Evaluation of Wheat Gene Expression Under Waterlogging Conditions Using RNA-Seq Analysis.

Waterlogging is a major constraint to global wheat production resulting from oxygen depletion due to soil saturation. Hypoxia leads to pH soil modification and subsequent accumulation of microelements such as iron, aluminum and manganese. Moreover, physiological processes such as photosynthesis, respiration and carbohydrate metabolism are disrupted resulting in an energy crisis and ultimately losses in total yield production. The identification of genes and genome regions associated with tolerance to soil waterlogging is necessary in order to better understand and improve this quantitative trait. Similarly, a better understanding of the biological cross-talk of different stress pathways implicated during waterlogging, such as micro-elemental toxicity and salt stress, are required for a holistic approach to crop improvement. The goal of this study was to evaluate the wheat transcriptome response under waterlogged and non-waterlogged conditions. Two adapted soft red winter wheat cultivars, PIO26R61 and AGS2000 were subjected to waterlogging stress 24 days after sowing in a growth chamber and plant leaf tissues were collected after 24 hours of stress imposition.

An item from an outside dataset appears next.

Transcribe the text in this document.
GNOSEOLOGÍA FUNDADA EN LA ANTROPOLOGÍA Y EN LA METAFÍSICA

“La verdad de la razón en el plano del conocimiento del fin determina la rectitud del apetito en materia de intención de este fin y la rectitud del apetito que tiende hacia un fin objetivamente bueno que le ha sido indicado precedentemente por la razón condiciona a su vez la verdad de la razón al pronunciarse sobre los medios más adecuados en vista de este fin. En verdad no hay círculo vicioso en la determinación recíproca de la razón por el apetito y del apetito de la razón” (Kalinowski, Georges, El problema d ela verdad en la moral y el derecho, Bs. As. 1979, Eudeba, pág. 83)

After total RNA isolation, integrity and quantification was performed using the Bio-rad Experion System. RNA-seq analysis was carried out using 2x100 bp paired-ends sequencing on the HiSeq2500 platform. Around 300 million pair-end reads were developed, covering approximately 16 Gb of the wheat transcriptome. This data is currently being used for analysis of differential changes in the wheat transcriptome under waterlogging stress, SNP identification, splicing events and gene structure and plant response pathway dissection.